Madrid, 31 de agosto de 2026.- Las bebidas energéticas, por sus altas dosis de cafeína y otros estimulantes, tienen un impacto negativo directo en nuestra salud. Por ello, desde el Consejo General de Enfermería (CGE) se pide la prohibición de su consumo en menores de edad. Además, se insta a la prohibición de venta, así como a mejorar las campañas de información para que la población entienda el riesgo que entrañan para la salud.
En este momento, desde el Ministerio de Derechos Sociales, Consumo y Agenda 2030 se está desarrollando una normativa para prohibir la venta de todas las bebidas energéticas a menores. Una medida que ya se ha empezado a aplicar en algunos territorios españoles como Galicia y, desde hace unas semanas, Baleares. Todavía falta una política efectiva, unificada y adaptada a la situación actual aplicada a todo el territorio español.
“Desde la profesión enfermera valoramos positivamente esta medida del Gobierno, aunque debemos ser rigurosos: existe evidencia sobre los riesgos de estas bebidas, pero todavía hay poca evidencia directa de que prohibir su venta consiga reducir por sí solo su consumo o mejorar la salud de los adolescentes a largo plazo”, explica Florentino Pérez Raya, presidente del CGE.
El representante de las más de 358.000 enfermeras españolas destaca la importancia de lanzar campañas de concienciación masivas y seguir investigando sobre los riesgos de este tipo de productos para poder llegar a establecer políticas de salud pública que protejan a la población de manera óptima.
Proteger a los menores de edad
Héctor Nafría, enfermero responsable de la Unidad de Cultura Científica y de la Innovación (UCC+I) del CGE, recuerda por su parte que estas medidas no deben nacer desde la idea de “alarmar o criminalizar a los jóvenes”, sino que debe imperar la idea de “protegerlos frente a productos con grandes cantidades de cafeína que, además, se comercializan mediante formatos, sabores y campañas especialmente atractivos para ellos”.
“La evidencia indica que estas bebidas pueden alterar el sueño, aumentar el nerviosismo y la ansiedad y producir efectos cardiovasculares, como elevación de la presión arterial o palpitaciones. Una lata de medio litro puede contener unos 160 miligramos de cafeína, una cantidad que, para un adolescente de 50 kilos, supera ligeramente el nivel diario de referencia establecido por la Autoridad Europea de Seguridad Alimentaria”, desarrolla el enfermero.
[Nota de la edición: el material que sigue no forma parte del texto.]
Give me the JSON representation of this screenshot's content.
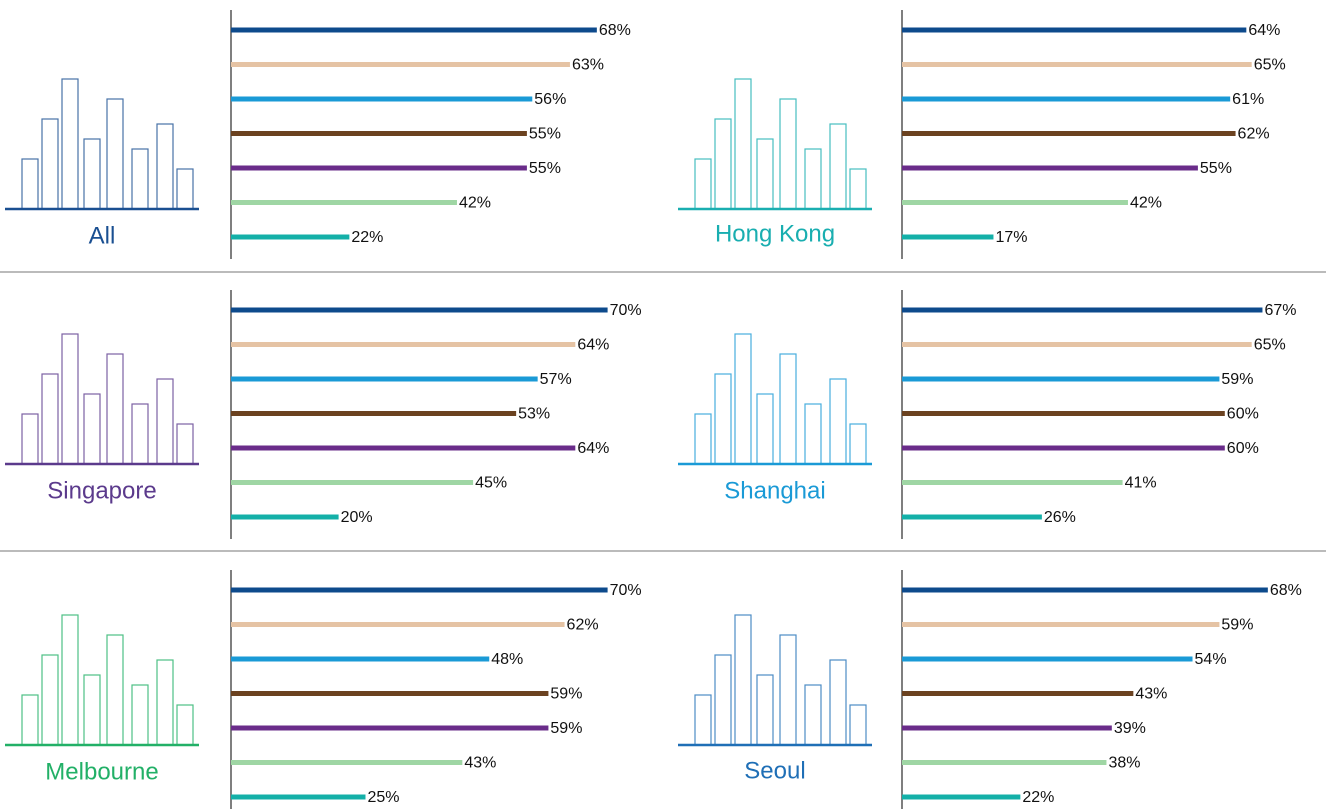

El problema del consumo de estas medidas no es algo minoritario. Según ESTUDES 2025, el 38,4% de los estudiantes españoles de 14 a 18 años había consumido bebidas energéticas durante el último mes y el 15,2% las había mezclado con alcohol.
Más estudios e investigación
“Por tanto, consideramos razonable restringir su venta a menores aplicando un principio de prevención. Pero no debemos presentar la prohibición como una solución cuya eficacia ya esté demostrada. Para saber si funciona será necesario evaluar si disminuyen realmente el acceso, el consumo y los problemas de salud, y comprobar que no aparecen vías alternativas de compra”, concluye el enfermero.
Marilourdes de Torres, coordinadora del comité científico de la Asociación de Enfermeras de Nutrición y Dietética (AdENyD), pone el foco sobre la importancia de cambiarle el nombre a estas bebidas para dejar de “confundirlas” con las denominadas “bebidas refrescantes”. “En realidad son bebidas estimulantes, por su elevada concentración de cafeína, azúcares, taurina y otros ingredientes. Deberían empezar a denominarse así para entender su impacto en la salud”, asegura.
Desde la asociación defienden la importancia de ajustar la normativa a parámetros concretos de los ingredientes de las bebidas. La propuesta hecha desde Consumo es prohibir la venta de todas las bebidas energéticas a menores de 16 años, y que esta prohibición se ampliará a los menores de 18 en el caso de las bebidas que tienen más de 32 miligramos de cafeína por cada 100 mililitros.
Prohibición por miligramos
De Torres propone que la medida sea la prohibición a menores de 18 años en el momento que las bebidas acumulen 15 miligramos por cada 100 mililitros. Y, además, que los envases de venta de estas bebidas no superen nunca los 250 mililitros. “Si está controlada la cantidad, pero es una bebida de medio litro, no tiene mucho sentido”, indica.
Añade la necesidad de prohibir su venta en máquinas de vending, que en los comercios se coloquen junto a las bebidas alcohólicas y no junto a las denominadas “refrescantes”, así como que en los envases haya advertencias visibles de que su consumo no está recomendado para menores de edad y embarazadas. “Estas bebidas no tienen propiedades saludables, y este es el mensaje que tiene que calar”, concluye.